AS - Houthi Saling Ancam, Laju Minyak Ikut Menguat
JAKARTA, investortrust.id - Pada pembukaan pekan pagi ini Senin, (17/3/2025) harga minyak terpantau bergerak terkoreksi menguat dipicu oleh eskalasi serangan antara Amerika Serikat (AS) dan Houthi yang membuat ketegangan kembali memuncak di jalur pelayaran utama Laut Merah.
Dalam pandangan riset Indonesia Commodity and Derivative Exchange (ICDX), meski demikian, data lesu ekonomi China dan proyeksi pesimis Goldman Sachs membatasi kenaikan harga lebih lanjut.

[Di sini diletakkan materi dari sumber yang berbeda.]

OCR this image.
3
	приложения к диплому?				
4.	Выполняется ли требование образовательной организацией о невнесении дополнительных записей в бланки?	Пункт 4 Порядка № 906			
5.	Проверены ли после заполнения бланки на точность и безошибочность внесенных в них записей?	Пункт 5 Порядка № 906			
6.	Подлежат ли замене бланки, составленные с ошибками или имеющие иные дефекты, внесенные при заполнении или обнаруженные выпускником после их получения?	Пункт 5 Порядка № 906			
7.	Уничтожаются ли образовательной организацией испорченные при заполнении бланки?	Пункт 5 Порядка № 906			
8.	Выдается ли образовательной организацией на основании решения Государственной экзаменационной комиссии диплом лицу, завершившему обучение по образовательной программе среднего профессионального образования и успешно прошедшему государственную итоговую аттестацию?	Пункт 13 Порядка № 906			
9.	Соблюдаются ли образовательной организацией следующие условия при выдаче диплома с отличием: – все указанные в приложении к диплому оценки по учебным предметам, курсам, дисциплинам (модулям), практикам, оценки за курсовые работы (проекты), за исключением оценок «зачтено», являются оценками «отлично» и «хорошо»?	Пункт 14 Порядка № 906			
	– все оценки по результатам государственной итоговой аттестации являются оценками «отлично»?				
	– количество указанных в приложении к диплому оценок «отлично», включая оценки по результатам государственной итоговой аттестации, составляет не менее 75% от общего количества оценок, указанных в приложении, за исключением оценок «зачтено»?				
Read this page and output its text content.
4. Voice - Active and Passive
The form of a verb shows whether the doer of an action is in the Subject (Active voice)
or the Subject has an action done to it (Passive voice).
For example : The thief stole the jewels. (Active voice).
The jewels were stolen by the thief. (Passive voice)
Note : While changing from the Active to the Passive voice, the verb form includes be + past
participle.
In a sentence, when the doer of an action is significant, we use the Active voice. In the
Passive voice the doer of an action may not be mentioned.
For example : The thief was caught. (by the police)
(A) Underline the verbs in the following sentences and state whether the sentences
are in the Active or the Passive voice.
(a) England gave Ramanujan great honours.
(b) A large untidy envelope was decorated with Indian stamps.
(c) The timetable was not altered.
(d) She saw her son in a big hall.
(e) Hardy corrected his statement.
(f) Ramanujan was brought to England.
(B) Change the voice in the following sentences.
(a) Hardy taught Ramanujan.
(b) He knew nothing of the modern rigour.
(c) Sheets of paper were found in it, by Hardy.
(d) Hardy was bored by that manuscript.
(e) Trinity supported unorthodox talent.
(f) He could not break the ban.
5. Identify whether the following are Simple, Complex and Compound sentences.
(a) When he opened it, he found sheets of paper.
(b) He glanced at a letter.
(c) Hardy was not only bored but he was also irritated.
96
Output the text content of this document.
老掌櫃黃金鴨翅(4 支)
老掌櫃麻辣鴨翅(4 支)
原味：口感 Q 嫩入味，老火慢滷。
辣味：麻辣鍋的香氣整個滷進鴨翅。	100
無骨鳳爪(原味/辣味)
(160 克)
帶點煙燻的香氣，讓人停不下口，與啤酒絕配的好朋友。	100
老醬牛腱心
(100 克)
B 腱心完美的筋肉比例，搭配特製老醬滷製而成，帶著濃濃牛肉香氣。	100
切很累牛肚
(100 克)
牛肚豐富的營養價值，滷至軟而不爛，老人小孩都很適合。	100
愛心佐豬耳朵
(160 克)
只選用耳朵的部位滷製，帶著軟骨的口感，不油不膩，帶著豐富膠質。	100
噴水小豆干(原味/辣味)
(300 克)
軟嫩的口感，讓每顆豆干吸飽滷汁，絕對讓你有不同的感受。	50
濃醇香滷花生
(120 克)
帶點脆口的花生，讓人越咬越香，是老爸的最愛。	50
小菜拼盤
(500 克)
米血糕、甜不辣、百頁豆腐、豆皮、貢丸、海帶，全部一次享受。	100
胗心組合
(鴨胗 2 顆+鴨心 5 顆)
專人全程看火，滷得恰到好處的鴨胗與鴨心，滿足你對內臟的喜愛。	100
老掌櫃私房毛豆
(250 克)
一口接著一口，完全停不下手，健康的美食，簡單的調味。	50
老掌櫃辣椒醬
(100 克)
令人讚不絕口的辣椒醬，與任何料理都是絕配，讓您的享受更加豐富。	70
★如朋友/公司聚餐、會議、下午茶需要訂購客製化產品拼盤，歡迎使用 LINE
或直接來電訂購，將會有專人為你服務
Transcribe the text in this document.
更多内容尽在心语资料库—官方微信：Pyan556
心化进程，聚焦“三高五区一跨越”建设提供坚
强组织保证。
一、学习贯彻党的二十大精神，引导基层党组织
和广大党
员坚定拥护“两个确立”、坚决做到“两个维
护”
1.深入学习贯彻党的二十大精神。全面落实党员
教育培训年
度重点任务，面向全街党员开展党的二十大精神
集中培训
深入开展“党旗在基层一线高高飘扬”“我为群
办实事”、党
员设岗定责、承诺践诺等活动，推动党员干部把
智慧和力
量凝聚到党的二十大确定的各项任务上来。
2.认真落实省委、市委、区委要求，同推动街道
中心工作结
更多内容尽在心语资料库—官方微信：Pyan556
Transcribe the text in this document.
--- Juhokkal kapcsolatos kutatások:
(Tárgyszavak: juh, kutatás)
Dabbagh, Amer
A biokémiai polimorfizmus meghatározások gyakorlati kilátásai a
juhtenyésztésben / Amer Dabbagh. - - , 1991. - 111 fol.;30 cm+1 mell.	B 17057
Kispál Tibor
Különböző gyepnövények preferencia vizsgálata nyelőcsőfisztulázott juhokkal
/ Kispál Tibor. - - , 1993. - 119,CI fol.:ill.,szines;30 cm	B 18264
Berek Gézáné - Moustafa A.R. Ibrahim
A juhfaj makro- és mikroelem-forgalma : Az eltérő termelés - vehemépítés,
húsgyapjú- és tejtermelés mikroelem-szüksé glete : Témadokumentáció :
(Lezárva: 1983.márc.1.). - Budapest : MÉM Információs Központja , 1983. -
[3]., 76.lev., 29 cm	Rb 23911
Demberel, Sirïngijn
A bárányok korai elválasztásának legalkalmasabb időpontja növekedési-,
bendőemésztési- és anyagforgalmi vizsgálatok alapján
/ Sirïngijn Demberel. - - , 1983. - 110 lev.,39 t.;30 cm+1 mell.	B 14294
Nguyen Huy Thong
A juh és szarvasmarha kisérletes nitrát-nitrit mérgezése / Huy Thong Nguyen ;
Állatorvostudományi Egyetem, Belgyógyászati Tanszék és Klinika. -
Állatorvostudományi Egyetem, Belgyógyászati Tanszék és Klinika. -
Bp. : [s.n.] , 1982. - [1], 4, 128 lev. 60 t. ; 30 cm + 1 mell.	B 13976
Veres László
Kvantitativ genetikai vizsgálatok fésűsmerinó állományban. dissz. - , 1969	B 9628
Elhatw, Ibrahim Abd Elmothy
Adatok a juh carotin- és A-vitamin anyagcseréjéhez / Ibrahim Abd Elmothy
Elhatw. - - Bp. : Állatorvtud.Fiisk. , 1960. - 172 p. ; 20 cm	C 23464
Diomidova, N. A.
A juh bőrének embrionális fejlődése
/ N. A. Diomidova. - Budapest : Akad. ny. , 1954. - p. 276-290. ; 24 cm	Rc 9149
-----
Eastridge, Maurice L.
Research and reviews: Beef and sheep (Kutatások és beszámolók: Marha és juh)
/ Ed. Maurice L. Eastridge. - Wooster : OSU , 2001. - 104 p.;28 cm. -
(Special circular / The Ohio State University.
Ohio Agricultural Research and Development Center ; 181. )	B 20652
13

“Tepat sehari setelah serangan udara yang menewaskan setidaknya 53 orang, AS menegaskan akan terus menyerang Houthi Yaman hingga mereka mengakhiri serangan terhadap pengiriman di jalur Laut Merah, seorang pejabat AS mengatakan bahwa serangan yang dilancarkan AS mungkin akan terus berlanjut selama berminggu-minggu,” tulis riset ICDX, Senin, (17/3/2025).
Baca Juga
Menanggapi peringatan AS tersebut, pemimpin Houthi Abdul Malik al-Houthi pada hari Minggu mengancam akan menargetkan kapal-kapal AS di Laut Merah selama AS melanjutkan serangannya terhadap Yaman.
Dukungan lainnya datang dari berita ledakan di kilang minyak di kota Ryazan yang terjadi saat berlangsungnya pekerjaan teknis terjadwal. Kilang yang dimiliki oleh produsen minyak terbesar Rusia, Rosneft itu memproduksi 13,1 juta metrik ton (262.000 bph) atau hampir 5% dari total produksi kilang minyak Rusia pada tahun 2024.
Sementara itu, setelah dua bulan harga yang relatif stabil, harga rumah baru di China turun 0,1% pada bulan Februari karena permintaan di sektor properti yang tetap rendah meskipun pemerintah berjanji untuk memberikan lebih banyak stimulus.
Baca Juga
Ketidakpastian Ekonomi Global Meningkat, Harga Minyak Melemah
“Turut membebani harga, bank investasi terkemuka Goldman Sachs merilis proyeksi pasar minyak terbarunya dengan memangkas perkiraan harga minyak karena prospek pertumbuhan ekonomi AS yang tertekan oleh perang tarif,” ulas riset tersebut.
Harga minyak mentah Brent dipangkas turun sebesar US$ 5 menjadi US$ 71 per barel untuk tahun ini dan kembali turun menjadi US$ 68 per barel pada tahun 2026. Sementara minyak WTI dipangkas turun menjadi US$ 67 per barel tahun ini dan berlanjut turun menjadi US$ 64 per barel pada tahun depan.
ICDX melihat dari sudut pandang teknis, harga minyak berpotensi menemui posisi resistance terdekat di level US$ 70 per barel. Namun, apabila menemui katalis negatif maka harga berpotensi turun ke support terdekat di level US$ 65 per barel.